Disagreements between people are inevitable, after all everyone has their own opinion based on their education and experiences in life.
However, not all people deal with their opinions the same way. Some people consistently express their views, some don’t but they will taunt you when your opinion would fall flat and there are some who keep their opinions closeted.
It cannot be stressed how important it is as a person to voice one’s thoughts.
It does invite disagreements which can culminate into an argument or a debate.
Most people prefer the first option, regrettably.
Those who have seen people disagree and express it would know that there is a certain pattern to it:
- A person says one thing, another refutes it. They begin to swear at each other and soon enough it becomes a fistfight with a wholesome audience of people who are seemingly deprived of quality entertainment.

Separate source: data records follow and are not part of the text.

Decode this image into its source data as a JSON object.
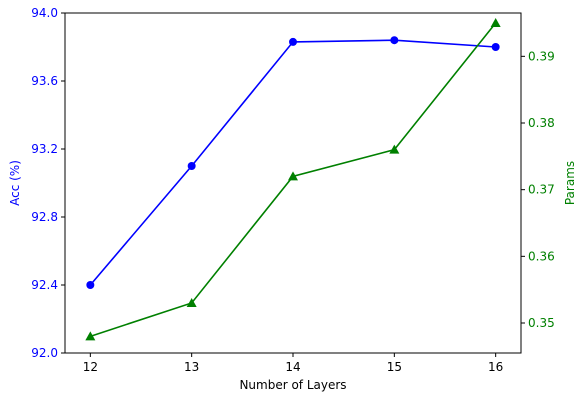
{
  "chart_data": {
    "type": "line",
    "xlabel": "Number of Layers",
    "x": [
      12,
      13,
      14,
      15,
      16
    ],
    "xticks": [
      "12",
      "13",
      "14",
      "15",
      "16"
    ],
    "xlim": [
      11.75,
      16.25
    ],
    "y_left": {
      "label": "Acc (%)",
      "lim": [
        92.0,
        94.0
      ],
      "ticks": [
        92.0,
        92.4,
        92.8,
        93.2,
        93.6,
        94.0
      ],
      "tick_labels": [
        "92.0",
        "92.4",
        "92.8",
        "93.2",
        "93.6",
        "94.0"
      ],
      "color": "#0000ff"
    },
    "y_right": {
      "label": "Params",
      "lim": [
        0.3455,
        0.3965
      ],
      "ticks": [
        0.35,
        0.36,
        0.37,
        0.38,
        0.39
      ],
      "tick_labels": [
        "0.35",
        "0.36",
        "0.37",
        "0.38",
        "0.39"
      ],
      "color": "#008000"
    },
    "series": [
      {
        "axis": "left",
        "color": "#0000ff",
        "marker": "circle",
        "values": [
          92.4,
          93.1,
          93.83,
          93.84,
          93.8
        ]
      },
      {
        "axis": "right",
        "color": "#008000",
        "marker": "triangle",
        "values": [
          0.348,
          0.353,
          0.372,
          0.376,
          0.395
        ]
      }
    ],
    "grid": false,
    "legend": "none"
  }
}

- One person says something, another disagrees. The first person presents some arguments to defend their stance. The other person begins to drag other issues into the argument, namely, the first person’s past errors. The first person too reciprocates after the provocation and both parties leave in a huff.
- One person says something, there other disagrees. The first person gives arguments to defend their stance. The other person says something along these lines of, “Yeah, all the fault lies in me, I’m a flawed human and you’d be better off without me.”
It is obvious that we learn how to express our disagreements from our families, which means we only learn how to argue, to blindly believe that our stance is right and it is above all scrutiny, intellectual or moral.
Another reason we tend to argue is because we don’t adapt our viewpoints by careful thought, we just accept what we’ve been told by our family, our community, our politicians. Naturally, when they are challenged, we really don’t have anything to shield our beliefs. And we resort to what we’ve been taught in our families and by instinct : physically suppress the opposition or use emotional blackmail to win.
How hollow we are in our beliefs at times is reflected in another habit of people who are arguing: they avoid a direct confrontation with each other and try to win support by telling their sides of the story to the ‘neutrals.’ A direct confrontation even if forced results in a fight with the fists instead of a fight with words.
It is obvious both sides are blind followers of ideologies they themselves know nothing about.
By the way, a reflection of how bad are the presenter times is evident in the fact that the only skill one needs to be a politician, whether in India or abroad is the ability to argue, not debate.
It doesn’t help matters that the electorate is made up of blind followers of various ideologies themselves.